Here is a detailed summary of the video transcription, broken down into sections for better readability:
Introduction
- Stephen Clark, Director of Enterprise Support and Technical Account Management at AWS, introduces the session on how Fidelity Investments operates their tier zero trading databases on AWS.
- Many AWS customers are now running their most critical applications on AWS, including real-time applications like stock trading, online banking, and insurance claims processing.
- Disruptions to these critical systems can be costly, with enterprises facing an average of 29 unplanned outages per year, costing $13.5 million on average.
- Customers struggle to identify the root cause of issues and resolve them quickly, often taking 4-5 hours before reaching out to AWS for help.
Fidelity Investments Overview
- Fidelity is a financial services company with 51.5 million customers and 28,000 employees, providing a wide range of services beyond just brokerage and 401(k) management.
- Fidelity embarked on a cloud journey 8 years ago, aiming to use cloud-agnostic technologies and focus on open-source.
- Fidelity has moved 6,000 databases to the cloud and invests heavily in employee learning and upskilling.
Resiliency Patterns
- Fidelity focuses on resiliency, measured through Disaster Recovery capability (RTO, RPO, and availability).
- Fidelity has evaluated different resiliency patterns:
- Active-passive backup/restore: Not suitable for mission-critical applications due to long RTO and potential for data loss.
- Active-passive: Provides some availability but still has limitations around RTO and RPO.
- Active-active: Fidelity's initial approach, with two regions and synchronous replication, but still had potential for data loss.
- Global active-active: Fidelity's current approach, using a distributed relational database with a minimum of 3 nodes across 3 regions, providing strong consistency and zero RPO.
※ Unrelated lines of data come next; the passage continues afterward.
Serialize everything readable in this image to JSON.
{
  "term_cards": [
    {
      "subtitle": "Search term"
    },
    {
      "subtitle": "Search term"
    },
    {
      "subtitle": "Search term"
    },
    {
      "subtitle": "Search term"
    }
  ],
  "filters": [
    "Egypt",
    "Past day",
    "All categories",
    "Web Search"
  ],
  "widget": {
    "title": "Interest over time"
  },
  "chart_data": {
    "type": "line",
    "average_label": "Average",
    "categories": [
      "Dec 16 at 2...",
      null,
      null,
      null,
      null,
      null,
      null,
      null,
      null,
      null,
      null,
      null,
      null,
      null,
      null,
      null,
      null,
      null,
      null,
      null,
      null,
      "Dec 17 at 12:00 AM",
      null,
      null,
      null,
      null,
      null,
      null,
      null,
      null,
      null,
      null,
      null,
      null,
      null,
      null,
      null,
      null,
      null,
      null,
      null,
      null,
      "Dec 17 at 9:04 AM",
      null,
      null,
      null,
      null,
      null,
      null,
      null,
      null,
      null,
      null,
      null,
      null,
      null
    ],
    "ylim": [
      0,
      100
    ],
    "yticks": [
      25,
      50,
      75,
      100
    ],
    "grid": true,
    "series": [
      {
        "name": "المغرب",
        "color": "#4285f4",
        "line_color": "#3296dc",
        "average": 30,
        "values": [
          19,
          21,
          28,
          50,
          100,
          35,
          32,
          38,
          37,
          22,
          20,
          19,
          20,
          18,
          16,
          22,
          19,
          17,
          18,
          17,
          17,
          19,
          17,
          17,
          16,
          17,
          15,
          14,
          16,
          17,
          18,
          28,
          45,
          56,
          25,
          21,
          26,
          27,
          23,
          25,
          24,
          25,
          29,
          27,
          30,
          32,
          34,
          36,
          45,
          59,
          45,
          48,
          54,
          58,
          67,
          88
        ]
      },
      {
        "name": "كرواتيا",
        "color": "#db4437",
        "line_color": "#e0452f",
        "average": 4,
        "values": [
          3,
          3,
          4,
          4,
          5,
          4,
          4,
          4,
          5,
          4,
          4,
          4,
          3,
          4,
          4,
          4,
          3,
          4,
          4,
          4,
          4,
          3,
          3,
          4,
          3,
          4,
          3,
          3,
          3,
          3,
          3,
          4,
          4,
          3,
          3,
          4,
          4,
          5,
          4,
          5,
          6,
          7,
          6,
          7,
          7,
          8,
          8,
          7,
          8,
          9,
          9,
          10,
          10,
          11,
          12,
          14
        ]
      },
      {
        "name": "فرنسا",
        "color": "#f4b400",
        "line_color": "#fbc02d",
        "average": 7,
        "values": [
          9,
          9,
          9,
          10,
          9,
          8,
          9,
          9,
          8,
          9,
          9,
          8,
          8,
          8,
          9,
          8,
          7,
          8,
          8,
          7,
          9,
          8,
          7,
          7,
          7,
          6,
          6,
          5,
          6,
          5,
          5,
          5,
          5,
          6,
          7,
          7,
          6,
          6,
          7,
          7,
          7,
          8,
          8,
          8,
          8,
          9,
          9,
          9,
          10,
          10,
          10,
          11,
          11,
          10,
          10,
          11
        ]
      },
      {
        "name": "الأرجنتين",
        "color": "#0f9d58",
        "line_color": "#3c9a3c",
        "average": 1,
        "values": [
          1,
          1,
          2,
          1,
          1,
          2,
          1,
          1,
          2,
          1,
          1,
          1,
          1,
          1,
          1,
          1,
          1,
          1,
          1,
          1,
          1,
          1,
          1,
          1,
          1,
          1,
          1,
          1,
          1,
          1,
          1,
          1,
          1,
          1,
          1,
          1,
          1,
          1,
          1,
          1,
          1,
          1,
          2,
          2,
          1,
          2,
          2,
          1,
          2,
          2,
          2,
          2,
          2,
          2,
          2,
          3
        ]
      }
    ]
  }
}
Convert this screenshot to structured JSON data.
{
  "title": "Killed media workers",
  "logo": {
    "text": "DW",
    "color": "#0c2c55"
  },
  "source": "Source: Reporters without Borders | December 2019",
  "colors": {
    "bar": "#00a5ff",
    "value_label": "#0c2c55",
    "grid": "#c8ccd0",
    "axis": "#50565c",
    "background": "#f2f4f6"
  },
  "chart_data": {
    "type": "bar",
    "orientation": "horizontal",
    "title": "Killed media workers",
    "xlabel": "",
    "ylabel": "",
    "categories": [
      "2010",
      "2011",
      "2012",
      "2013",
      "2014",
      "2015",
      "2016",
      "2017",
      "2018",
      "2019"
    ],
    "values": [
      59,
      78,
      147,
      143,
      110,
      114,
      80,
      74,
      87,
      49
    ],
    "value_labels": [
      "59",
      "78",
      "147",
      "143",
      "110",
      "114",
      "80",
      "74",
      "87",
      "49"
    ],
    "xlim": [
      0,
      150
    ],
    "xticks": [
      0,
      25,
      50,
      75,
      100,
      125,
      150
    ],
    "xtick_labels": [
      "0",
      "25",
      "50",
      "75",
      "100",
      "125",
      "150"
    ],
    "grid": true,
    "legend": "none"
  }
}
Failure Mode and Effects Analysis (FMEA)
- Fidelity proactively tests their resilient systems by manually injecting failures using AWS Fault Injection Service and a framework called Chaos Buffet.
- This allows Fidelity to understand how their databases and applications behave under different failure scenarios, ensuring no surprises when issues occur in production.
Incident Detection and Response (IDR)
- Despite Fidelity's robust resiliency measures, they still faced challenges in quickly identifying and resolving issues, especially when engaging with AWS support.
- This led Fidelity to adopt the AWS Incident Detection and Response (IDR) service, which provides:
- Improved observability by correlating metrics and alarms between the application and underlying AWS services.
- Faster incident resolution through pre-defined runbooks and single-threaded ownership.
- Early warning of AWS events that may impact Fidelity's critical workloads.
- Continuous improvement through post-incident reviews and resilience evaluations.
Case Studies
- Fidelity shared two case studies of incidents, one before and one after adopting IDR:
- Pre-IDR: A 9-hour triage process involving multiple teams and AWS support.
- Post-IDR: A 1-hour triage process, with AWS engaging within 1 minute and identifying the issue in 42 minutes.
Conclusion
- Fidelity's partnership with AWS and adoption of IDR has significantly improved their ability to detect, respond to, and resolve issues with their mission-critical workloads running on AWS.
- The session emphasizes the importance of proactive testing, observability, and incident management for enterprises running critical applications on the cloud.